Jadi Tafsir Ibn Katsir tidak menafsirkan kata “awliya” sebagai pemimpin baik di QS al-Ma’idah ayat 51 maupun an Nisa ayat 144. Yang dimaksud adalah berteman dalam arti bersekutu dan beraliansi dengan meninggalkan orang Islam. Bukan dalam makna larangan berteman sehari-hari. Konteks al-Ma’idah ayat 51 itu saat muslim kalah dalam perang uhud. Jadi ada yang tergoda untuk menyeberang dengan bersekutu pada pihak Yahudi dan Nasrani. Itu yang dilarang.

Ibn Taimiyah mengingatkan kita:

“Sesungguhnya manusia telah sepakat bahwa akibat (atau efek) sikap zhalim adalah kebinasaan dan akibat sikap adil adalah kemuliaan. Oleh karena itu diriwayatkan bahwa Allah akan menolong negara yang adil meski ia kafir dan tidak akan menolong negara yang zalim, meski ia mukmin.”

Dengan demikian, spirit Islam adalah keadilan, dan lawannya adalah kezhaliman. Kalau ada orang yang adil (mampu berbuat adil dan menegakkan keadilan) ya kita dukung meskipun dia bukan Muslim dan Allah akan menolong orang yang adil tersebut.

Kalau ada orang Muslim, yang bersikap zhalim dan melakukan kezhaliman, ya jangan didukung. Allah tidak akan menolong orang yang zhalim.

Sesederhana itu sebenarnya, tanpa harus emosi dan punya tendensi kepada isu politik praktis. Kita ngaji saja apa makna ayat tersebut dan gak usah ikut-ikutan menjadikan ayat itu seolah-olah sebagai “ayat pilkada”
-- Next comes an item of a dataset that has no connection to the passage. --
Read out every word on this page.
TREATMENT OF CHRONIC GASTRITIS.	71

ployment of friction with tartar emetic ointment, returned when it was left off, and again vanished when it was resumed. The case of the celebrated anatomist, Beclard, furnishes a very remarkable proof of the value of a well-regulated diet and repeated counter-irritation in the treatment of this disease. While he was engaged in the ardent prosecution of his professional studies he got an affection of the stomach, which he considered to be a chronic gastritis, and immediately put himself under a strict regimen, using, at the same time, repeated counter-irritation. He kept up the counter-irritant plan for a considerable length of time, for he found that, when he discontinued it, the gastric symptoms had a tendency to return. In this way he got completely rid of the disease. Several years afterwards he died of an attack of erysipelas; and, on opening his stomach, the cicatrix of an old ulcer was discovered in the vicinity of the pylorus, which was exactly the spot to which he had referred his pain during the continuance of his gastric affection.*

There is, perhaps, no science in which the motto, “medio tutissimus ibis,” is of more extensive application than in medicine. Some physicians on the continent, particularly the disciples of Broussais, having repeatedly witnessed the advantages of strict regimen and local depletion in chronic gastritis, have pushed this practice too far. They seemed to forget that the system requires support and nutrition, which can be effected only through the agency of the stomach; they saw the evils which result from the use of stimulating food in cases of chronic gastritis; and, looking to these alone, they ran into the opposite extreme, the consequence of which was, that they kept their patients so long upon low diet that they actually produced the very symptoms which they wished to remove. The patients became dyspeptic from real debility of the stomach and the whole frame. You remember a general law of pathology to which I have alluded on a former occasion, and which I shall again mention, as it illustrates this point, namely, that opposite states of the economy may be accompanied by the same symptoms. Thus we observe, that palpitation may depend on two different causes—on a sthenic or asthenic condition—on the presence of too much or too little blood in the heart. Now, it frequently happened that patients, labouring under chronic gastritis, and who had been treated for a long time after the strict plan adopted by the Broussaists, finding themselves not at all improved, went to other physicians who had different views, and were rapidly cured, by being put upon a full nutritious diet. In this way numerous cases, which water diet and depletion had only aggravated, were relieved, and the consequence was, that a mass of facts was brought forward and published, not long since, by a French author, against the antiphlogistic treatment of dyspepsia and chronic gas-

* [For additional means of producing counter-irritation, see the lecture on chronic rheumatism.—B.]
Apa makna “awliya” di kitab-kitab tafsir lainnya pada QS al-Ma’idah ayat 51:

  1. Tafsir al-Baidhawi

    Jangan bergantung kepada mereka dan jangan berakrab-akrab dengan intim.
  2. Tafsir fi Zhilalil Qur’an

    “Ada baiknya kami jelaskan terlebih dahulu makna  yang Allah melarang orang-orang yang beriman melakukan ini antara mereka dengan Yahudi dan Nasrani. Sesungguhnya yang dimaksud dengan kata ini adalah saling menolong dan memberikan loyalitas (kesetiaan) kepada mereka.
  3. Tafsir Jalalain

    mengikuti dan mencintai mereka
  4. Tanwir al-Miqbas min Tafsir Ibn Abbas

    Menjadikan mereka awliya dalam hal meminta pertolongan dan bantuan
  5. Tafsir al-Khazin

    Allah melarang semua orang beriman mengambil Yahudi dan Nasrani sebagai penolong dan pembantu mereka yang beriman kepada Allah dan RasulNya.
  6. Tafsir al-Biqa’i

    Artinya mengambil mereka sebagai kawan akrab dengan mengerjakan hal-hal yang biasanya dilakukan oleh sahabat dekat.

Mengenai asbabun nuzul QS al-Ma’idah ayat 51 yang sudah saya cantumkan dari Ibn Katsir dalam tulisan saya: “bahwa ayat ini diturunkan berkenaan dengan dua orang lelaki. Salah seorang dari keduanya berkata kepada lainnya sesudah Perang Uhud, “Adapun saya, sesungguhnya saya akan pergi kepada si Yahudi itu, lalu saya berlindung padanya dan ikut masuk agama Yahudi bersamanya, barangkali ia berguna bagiku jika terjadi suatu perkara atau suatu hal.” Sedangkan yang lainnya menyatakan, “Adapun saya, sesungguhnya saya akan pergi kepada si Fulan yang beragama Nasrani di negeri Syam, lalu saya berlindung padanya dan ikut masuk Nasrani bersamanya.”

Nah, riwayat asbabun nuzul ini juga dicantumkan oleh:

  1. Tafsir Muqatil
  2. Tafsir Sayyid Thantawi
  3. Tafsir al-Durr al-Mansyur
  4. Tafsir al-Khazin

Perlu diperhatikan bahwa 10 kitab tafsir di atas (plus Ibn Katsir yang sudah saya kutip sebelumnya) tidak mengartikan kata awliya dalam QS al-Ma’idah ayat 51 sebagai pemimpin.